The economic policies of President-elect Trump are contradictory. For example, his global tariff policy seems to benefit the improvement of the US trade deficit, but it ignores the possibility of global retaliation against US tariffs, which may cause the US economy to lose more than it gains. However, interestingly, the market in the past two weeks seems to only reflect the positive side of Trump's policies, turning a blind eye to the negative factors and continuously pushing up the value of the US dollar. All of this raises doubts about whether the recent rise in the US dollar is really related to Trump's economic policies.
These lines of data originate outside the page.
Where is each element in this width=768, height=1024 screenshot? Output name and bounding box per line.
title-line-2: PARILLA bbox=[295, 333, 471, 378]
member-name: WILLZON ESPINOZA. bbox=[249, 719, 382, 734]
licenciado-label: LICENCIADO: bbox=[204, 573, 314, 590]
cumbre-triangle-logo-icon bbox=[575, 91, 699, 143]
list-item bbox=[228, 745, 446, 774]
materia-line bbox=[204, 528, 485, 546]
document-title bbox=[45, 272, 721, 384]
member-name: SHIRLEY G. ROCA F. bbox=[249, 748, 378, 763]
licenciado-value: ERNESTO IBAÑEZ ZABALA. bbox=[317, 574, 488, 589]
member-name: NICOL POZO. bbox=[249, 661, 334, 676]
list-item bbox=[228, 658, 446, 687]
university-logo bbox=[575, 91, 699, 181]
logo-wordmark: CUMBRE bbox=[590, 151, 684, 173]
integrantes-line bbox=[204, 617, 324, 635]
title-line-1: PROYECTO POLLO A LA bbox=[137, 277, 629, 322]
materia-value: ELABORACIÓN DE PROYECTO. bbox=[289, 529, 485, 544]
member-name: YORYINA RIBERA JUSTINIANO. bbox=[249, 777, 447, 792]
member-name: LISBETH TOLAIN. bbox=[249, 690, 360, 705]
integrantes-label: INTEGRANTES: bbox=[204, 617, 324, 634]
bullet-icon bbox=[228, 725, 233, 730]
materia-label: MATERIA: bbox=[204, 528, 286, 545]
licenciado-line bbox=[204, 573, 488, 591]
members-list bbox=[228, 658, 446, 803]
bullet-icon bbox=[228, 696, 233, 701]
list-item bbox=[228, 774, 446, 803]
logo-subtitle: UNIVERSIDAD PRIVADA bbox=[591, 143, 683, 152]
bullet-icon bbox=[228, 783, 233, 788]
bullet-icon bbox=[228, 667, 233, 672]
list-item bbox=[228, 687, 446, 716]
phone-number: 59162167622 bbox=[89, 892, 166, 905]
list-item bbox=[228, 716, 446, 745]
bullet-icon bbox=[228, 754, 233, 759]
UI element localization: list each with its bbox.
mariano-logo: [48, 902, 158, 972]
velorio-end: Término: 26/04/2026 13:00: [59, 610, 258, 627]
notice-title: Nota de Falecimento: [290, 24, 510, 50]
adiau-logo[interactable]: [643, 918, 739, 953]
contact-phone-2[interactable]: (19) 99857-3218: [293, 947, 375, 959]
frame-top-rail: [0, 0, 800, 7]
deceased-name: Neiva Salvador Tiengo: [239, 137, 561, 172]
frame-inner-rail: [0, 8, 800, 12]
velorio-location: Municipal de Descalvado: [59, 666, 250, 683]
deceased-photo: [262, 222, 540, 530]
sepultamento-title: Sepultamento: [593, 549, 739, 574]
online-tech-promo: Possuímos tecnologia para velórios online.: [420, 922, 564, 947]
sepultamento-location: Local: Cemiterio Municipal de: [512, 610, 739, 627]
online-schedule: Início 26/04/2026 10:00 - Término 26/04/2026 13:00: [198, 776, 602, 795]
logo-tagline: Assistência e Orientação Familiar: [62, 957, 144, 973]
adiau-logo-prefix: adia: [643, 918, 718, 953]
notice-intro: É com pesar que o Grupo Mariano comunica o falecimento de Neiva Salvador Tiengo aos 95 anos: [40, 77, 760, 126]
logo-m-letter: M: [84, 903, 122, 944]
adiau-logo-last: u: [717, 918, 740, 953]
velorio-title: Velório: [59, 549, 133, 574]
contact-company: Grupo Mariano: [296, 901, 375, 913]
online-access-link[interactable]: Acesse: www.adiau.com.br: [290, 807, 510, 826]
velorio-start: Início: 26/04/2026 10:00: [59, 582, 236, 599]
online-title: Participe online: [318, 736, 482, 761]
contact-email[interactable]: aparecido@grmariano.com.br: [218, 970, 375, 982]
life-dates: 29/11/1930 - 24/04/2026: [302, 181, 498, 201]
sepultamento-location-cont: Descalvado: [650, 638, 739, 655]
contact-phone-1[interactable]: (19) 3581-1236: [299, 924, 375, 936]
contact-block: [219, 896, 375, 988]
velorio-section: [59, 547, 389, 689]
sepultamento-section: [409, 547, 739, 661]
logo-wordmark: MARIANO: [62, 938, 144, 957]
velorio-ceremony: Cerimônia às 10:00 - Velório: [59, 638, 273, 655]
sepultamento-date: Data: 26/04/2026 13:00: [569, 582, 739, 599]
In the past two weeks, the rise of the US dollar seems to be caused by some short-term market fund operations, unrelated to fundamental factors. Before the US election, the market was concerned that if Trump lost the election, his supporters might launch riots. So, before the election, many investors parked their funds in the US bond market for safekeeping, and even moved their funds out of the United States.
However, when Trump won by a large margin, and even the Republican Party had the opportunity to control both houses of Congress to make a strong comeback, the market's concerns were swept away. This change not only brought back the American capital that left before the election but also caused investors to convert a large amount of US debt into US dollars in pursuit of related investment projects such as Cryptocurrency and certain electric vehicle stocks in the 'Trump trade,' leading to a significant demand for the US dollar in the market at that moment, which is believed to be the main reason for the significant rise of the US dollar in the past two weeks.
Since the rise of the US dollar is not a reflection of fundamental factors, it may be purely influenced by capital flows. With the current US Dollar Index approaching a two-year high, be cautious that its upward momentum may come to an end at any time. Especially when the market calms down and returns to fundamental factors, the high US dollar is likely to face pressure.
As for the question of whether the Federal Reserve will continue to cut interest rates, it is recommended to pay attention to the Thanksgiving holiday sales on the 28th of this month as a measure of the US economy. The October non-farm payroll data released by the US at the beginning of this month showed a dismal increase of only 12,000 jobs. If the Thanksgiving sales are not satisfactory, it will be difficult for the Federal Reserve to halt its rate-cutting pace.